Big Questions for My Teaching of Physics Course
In spring, I’m teaching “Teaching of Physics” again. Here is my stab at trying to organize my thinking about that course around 3 big questions:
Understanding Physics: What does it mean to understand physics content in deep and meaningful ways? What do such understandings look like in general? What does this look like in particular with respect to the specific domains of physics content that I will likely teach?
Learning Physics: How does meaningful physics learning develop? What do my students need to be engaged in for this to happen? In what ways are exemplary physics curricula / instructional practices organized to engage students in these ways?
Teaching Physics: What do I as a teachers need to know and to be able to do to effectively orchestrate exemplary instruction that supports students in meaningful learning? What practices and habits of mind should I consider high-leverage and generative for me in developing as a teacher?
I’ve tried lots of other ways of organizing it, but this is where I’m at now.
Next steps:
(i) What specific learning outcomes do I think are most important?

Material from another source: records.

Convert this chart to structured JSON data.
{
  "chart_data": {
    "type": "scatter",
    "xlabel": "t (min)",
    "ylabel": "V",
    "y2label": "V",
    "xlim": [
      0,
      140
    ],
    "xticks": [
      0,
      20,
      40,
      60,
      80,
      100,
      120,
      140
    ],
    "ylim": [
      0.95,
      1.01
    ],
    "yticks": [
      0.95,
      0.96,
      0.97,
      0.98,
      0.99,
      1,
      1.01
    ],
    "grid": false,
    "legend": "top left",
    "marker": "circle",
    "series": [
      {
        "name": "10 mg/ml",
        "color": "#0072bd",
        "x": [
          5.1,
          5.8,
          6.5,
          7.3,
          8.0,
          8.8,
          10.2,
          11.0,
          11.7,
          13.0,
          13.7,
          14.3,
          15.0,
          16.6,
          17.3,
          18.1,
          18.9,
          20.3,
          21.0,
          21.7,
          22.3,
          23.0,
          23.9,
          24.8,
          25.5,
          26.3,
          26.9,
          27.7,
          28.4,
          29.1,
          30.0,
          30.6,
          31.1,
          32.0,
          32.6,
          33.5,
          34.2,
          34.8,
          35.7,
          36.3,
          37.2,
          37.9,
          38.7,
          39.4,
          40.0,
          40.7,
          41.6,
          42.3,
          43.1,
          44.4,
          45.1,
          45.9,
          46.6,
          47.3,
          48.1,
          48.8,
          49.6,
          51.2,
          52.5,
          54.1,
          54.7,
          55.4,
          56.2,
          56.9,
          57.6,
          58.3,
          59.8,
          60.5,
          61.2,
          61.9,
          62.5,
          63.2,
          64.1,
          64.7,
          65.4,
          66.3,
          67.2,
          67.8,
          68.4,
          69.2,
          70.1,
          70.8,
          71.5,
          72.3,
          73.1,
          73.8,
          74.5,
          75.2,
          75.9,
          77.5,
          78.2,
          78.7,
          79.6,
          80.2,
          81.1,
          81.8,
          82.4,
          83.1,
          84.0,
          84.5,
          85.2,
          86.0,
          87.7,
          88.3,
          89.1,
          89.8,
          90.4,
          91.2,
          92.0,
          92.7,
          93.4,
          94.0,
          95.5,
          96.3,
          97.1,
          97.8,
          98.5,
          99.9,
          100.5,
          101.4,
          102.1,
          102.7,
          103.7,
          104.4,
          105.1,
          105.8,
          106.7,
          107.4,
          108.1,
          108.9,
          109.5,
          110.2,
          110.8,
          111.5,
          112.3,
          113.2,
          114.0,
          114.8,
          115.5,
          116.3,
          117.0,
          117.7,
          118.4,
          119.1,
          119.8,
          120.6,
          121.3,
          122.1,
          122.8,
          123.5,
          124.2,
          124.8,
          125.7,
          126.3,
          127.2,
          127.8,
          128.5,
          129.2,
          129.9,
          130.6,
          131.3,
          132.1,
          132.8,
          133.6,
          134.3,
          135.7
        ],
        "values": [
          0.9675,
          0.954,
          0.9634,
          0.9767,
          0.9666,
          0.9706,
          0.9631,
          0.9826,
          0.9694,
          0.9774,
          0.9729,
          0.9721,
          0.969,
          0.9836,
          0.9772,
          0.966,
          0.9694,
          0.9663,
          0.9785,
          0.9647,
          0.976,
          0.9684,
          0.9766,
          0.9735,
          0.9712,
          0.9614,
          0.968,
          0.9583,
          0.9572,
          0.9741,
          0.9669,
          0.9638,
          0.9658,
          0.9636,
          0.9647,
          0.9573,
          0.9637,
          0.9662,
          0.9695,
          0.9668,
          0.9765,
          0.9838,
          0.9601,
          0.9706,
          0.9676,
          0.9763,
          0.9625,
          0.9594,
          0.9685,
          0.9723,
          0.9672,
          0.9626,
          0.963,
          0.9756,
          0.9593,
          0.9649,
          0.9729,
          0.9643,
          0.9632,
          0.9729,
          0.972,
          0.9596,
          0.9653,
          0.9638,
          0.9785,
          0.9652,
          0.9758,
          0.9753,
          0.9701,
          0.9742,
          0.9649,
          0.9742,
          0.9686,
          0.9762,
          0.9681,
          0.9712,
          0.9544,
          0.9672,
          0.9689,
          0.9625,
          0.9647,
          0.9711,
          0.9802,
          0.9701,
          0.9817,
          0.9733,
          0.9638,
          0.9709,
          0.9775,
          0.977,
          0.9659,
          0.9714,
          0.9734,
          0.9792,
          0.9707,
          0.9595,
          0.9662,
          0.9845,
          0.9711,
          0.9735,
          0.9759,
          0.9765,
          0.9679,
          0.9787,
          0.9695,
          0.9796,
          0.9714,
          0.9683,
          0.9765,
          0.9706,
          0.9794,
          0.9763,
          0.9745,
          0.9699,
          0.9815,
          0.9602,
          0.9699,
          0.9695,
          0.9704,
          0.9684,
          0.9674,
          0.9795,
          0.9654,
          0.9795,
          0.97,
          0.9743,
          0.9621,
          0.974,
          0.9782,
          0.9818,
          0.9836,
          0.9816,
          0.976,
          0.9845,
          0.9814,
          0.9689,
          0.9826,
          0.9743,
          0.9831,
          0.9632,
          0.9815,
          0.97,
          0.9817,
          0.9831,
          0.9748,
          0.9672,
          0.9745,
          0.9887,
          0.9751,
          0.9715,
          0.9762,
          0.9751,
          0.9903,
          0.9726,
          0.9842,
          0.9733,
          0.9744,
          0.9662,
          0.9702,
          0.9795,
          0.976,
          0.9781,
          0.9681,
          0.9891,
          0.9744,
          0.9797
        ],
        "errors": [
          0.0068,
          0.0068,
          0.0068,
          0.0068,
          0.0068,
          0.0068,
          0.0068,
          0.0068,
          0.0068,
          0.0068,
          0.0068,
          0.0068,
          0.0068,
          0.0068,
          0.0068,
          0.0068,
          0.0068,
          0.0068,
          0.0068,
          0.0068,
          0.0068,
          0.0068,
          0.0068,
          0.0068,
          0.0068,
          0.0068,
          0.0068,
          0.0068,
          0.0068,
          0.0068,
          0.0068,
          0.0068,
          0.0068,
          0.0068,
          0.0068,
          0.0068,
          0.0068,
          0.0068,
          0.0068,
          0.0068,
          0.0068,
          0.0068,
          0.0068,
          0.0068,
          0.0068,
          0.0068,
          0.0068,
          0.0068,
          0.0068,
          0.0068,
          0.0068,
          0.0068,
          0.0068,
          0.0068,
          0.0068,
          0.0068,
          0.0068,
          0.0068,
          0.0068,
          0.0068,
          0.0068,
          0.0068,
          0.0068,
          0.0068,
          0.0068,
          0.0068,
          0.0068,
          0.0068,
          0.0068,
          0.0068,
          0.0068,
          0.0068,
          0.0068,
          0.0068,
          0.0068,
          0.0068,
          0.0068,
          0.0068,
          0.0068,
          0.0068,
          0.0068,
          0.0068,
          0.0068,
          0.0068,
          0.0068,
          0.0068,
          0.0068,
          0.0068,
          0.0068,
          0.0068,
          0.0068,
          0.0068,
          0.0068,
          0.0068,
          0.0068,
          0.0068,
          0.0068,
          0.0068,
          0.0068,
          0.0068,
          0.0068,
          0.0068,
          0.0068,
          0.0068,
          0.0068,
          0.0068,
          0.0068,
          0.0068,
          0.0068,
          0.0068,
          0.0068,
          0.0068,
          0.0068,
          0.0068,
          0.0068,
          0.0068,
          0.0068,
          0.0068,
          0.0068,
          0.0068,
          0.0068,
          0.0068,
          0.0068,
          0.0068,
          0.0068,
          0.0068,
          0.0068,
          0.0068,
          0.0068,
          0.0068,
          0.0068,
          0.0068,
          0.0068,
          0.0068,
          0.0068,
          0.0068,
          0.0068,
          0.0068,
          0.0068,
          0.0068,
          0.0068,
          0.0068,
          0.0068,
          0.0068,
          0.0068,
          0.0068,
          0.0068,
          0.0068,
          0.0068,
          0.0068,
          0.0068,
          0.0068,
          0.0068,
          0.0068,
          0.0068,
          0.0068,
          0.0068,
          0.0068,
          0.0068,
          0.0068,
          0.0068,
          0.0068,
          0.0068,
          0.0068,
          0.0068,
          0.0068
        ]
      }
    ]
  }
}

(ii) What would count as evidence that students have learned those things?
….
When a Student Teaches the Teacher about Teaching
Today, I didn’t have time to revise the sample problem I’m supposed to do in physics. So I worked the sample problem as given. We were doing standing waves. In the particular problem, there was a string with both ends fixed and we were told it was vibrating in the second harmonic. In this case, the wavelength is equal to the length of the string.
After my sample problem, students were given a problem where the string was vibrating in its fifth harmonic. A fourth of the class did it correctly, drawing it out and concluding that the wavelength must be 2/5 the string length. Half the class did it wrong saying that the wavelength was equal to the string length. And a third of the class said the wavelength was 5/2 of the string length. As I was walking around, I asked a student why they thought so many people were making these mistakes.
She responded without hesitation, “The sample problem was poorly designed. You shouldn’t have given us an example in which the wavelength and the string length were equal. That makes it easy for everyone to think that’s what you are supposed to do every time. Plus dividing by 1 or multiplying 1 gives you the same result, so it’s easy for people to mix it up. Next year, you should use a different harmonic to set up the problem.”
I wish my future physics teachers knew had to unpack a sample problem like that, and see how it might lead to over-generalizations and misinterpretations.